My name is Daniel and I am feeling very peaceful right now. No one around me. No phones, watches, nagging voices, deadlines or email clogging up my inbox. I don’t even have a pen on me right now.
This peace and quiet has gotten me thinking about things. Like my granny who used to tell me that every time you take out a memory to look at it, you change it somehow. She said the change might be miniscule or fundamental but you always change it in some way.
One memory comes back to me now. Now this is a memory I have taken out to look at more times than I could possibly count. I am going to tell you about it now but realise that by doing so I will have changed it yet again, won’t I? Oh well, so be it.
I am ten or eleven years old. I am up in my bedroom and I am playing with some of my toy soldiers and army vehicles. I hear a knock on the door and someone pushes to tries and come in. The door is heavy and hard to open as the carpet rubs against the bottom edges. There is another slight push and a portion of my aunt Ruth’s face appears through the small gap that has opened up between the door frame and the edge of the door.
‘Can you please let me in as there is something I wish to discuss with you.’
I reluctantly open the door and I notice that my heart is racing. As she comes in she immediately takes stock of my tiny room. When I say room, I guess it was more of a large broom cupboard the truth be told.
As she scans the room more closely her eyes stop at my tape rack which sits between my white remote controlled monster truck and my light up globe that I had gotten the previous Christmas. Like lightening she moved over and removed one particular tape and held it up in her left hand and made what looked like a half smile.
My heart sank as I knew exactly what this meant. She had found the tape I had taken from her house around eight weeks before. It was called Stars and was by a band called Simply Red. Now for reasons I can no longer explain, I adored this band and this album in particular. From the artwork on the cover to the music videos I had seen on MTV at a friend’s house, I was crazy for Simply Red’s Stars. I had already bought a cassette single of their hit single Something Got Me Started but at my aunt Ruth’s house I had found the entire album.
Every day of my six day stay with her I had listened to this cassette and when the time came to leave I nervously shoved the cassette into my deep jacket pocket just as my parents were calling me to leave in the car.
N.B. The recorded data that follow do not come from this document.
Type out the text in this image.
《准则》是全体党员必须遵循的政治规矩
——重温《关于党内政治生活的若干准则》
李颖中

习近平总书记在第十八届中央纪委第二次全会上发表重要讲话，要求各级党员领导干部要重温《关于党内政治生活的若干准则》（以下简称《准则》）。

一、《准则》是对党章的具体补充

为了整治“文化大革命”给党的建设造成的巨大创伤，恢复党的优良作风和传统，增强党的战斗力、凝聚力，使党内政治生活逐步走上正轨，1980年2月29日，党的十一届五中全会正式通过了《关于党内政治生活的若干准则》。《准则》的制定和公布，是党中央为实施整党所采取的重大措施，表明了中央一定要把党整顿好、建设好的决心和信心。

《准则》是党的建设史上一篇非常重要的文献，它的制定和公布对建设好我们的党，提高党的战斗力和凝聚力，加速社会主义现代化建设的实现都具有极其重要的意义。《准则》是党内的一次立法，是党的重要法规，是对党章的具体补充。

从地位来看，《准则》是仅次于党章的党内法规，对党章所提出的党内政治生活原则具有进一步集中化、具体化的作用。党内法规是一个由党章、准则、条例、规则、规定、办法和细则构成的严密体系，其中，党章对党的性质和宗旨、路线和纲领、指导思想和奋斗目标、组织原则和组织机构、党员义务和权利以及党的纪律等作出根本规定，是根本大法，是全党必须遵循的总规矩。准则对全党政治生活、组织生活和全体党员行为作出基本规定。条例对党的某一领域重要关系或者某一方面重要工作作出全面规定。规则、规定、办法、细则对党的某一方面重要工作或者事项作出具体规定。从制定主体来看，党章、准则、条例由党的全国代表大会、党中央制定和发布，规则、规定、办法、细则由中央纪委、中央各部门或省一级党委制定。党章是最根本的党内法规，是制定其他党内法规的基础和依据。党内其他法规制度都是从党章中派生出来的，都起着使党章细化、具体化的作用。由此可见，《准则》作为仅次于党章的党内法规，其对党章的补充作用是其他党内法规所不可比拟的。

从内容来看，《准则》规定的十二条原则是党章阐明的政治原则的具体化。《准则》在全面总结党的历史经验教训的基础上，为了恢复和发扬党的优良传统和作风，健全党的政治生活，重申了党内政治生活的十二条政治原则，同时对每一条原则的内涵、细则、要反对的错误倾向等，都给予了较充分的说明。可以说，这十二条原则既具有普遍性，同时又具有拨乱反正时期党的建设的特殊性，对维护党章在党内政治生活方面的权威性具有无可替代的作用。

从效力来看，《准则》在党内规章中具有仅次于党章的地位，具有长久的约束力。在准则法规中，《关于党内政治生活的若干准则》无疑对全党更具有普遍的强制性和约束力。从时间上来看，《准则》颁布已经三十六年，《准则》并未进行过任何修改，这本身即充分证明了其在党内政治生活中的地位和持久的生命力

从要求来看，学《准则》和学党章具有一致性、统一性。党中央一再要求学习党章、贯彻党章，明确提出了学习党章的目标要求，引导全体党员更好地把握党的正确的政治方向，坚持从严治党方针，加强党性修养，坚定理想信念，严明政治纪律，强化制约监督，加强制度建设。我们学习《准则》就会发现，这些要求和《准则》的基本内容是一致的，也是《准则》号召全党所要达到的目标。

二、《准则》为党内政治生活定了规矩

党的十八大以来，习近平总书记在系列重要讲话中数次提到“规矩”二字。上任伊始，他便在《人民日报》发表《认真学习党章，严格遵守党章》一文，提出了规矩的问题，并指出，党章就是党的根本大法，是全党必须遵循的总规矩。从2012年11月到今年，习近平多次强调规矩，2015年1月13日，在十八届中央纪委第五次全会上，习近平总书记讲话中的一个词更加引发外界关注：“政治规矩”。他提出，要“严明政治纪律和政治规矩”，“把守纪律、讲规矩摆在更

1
At first I hid the tape in my treasure chest wrapped in an old football strip. I refused to look at it much less play it. However as the days passed into weeks I gained confidence and eventually took it out and popped it into my Walkman. It felt wrong and yet wonderful to be listening to this tape that I had taken. By listening to it only in my Walkman, I was also able to keep secret what I was listening to. As the weeks passed by I thought less and less about how I had obtained this tape and began to think of the tape as both precious and crucially, mine.
‘I know what you did young man’ she said pronouncing each word carefully. As she said this she started hovering the cassette in front of my face.
‘What you did was very wrong and I want you to know that you are a nasty little boy. I am not going to tell you mum or dad don’t worry but I have my eye on you and trust me, I won’t forget this.’
I said nothing but simply looked at her and gulped loudly.
‘Do we understand one another?’ she asked as that horrible half smile appeared on her face once more. I had a very dry mouth so simply nodded in agreement. She kept her eyes fixed on me for a few extra moments before turning her back on me, tape still in hand. Just as she was going through the doorway I saw her start to put the tape in her left jeans pocket and I felt slight relief. She really wasn’t going to tell my parents.
Now I forget why I am telling you about this. Oh yes, now I remember. After she had left my room I remember feeling such a potent mixture of anger and humiliation. So much so that I distinctly recall speaking to myself and muttering something about getting my own back on my aunt. I oddly used the third person for myself rather than ‘I’ which was the first but by no means the last time I would do this. I told myself aloud that Daniel will do something much worse next time to my aunt Ruth. He would take something much more valuable and show her that he was not afraid. Now I never did take anything else but that rage and humiliation stayed with me. I guess it seeped right into my bones. Over the years I felt something of that same feeling when I took other things from other people. In some way, each object taken was a sort of indirect revenge on my evil aunt Ruth. A sort of payback for all the pain she had caused me. I never mentioned any of the horrible things she did to me before as I was so wrapped up in that one incident with the cassette but trust me when I tell you she was foul. She kick started all this and I put the blame firmly at her door.
Of course, I didn’t connect this event to my present situation until just now sitting here so peacefully, thinking so clearly. No in fact until this moment I could never understand why I kept taking things that weren’t mine. It has gotten me into so much bother and has caused me to lose a fair few good friends along the way as well, It was my aunt Ruth who created Daniel to become a distinct voice from me. Daniel started to take things that I didn’t approve of him taking. While I was behaving perfectly normally, Daniel would always be on and on at me to take yet another thing. I see now that he was only trying to get back at my aunt Ruth as I never managed to myself. No matter anyhow as now we are both here safe and sound. This room has nothing in it and finally Daniel has gone quiet. Maybe now we can both get some rest. Suddenly I feel sleepy and despite these hand-cuffs digging into my wrists, warm and at peace.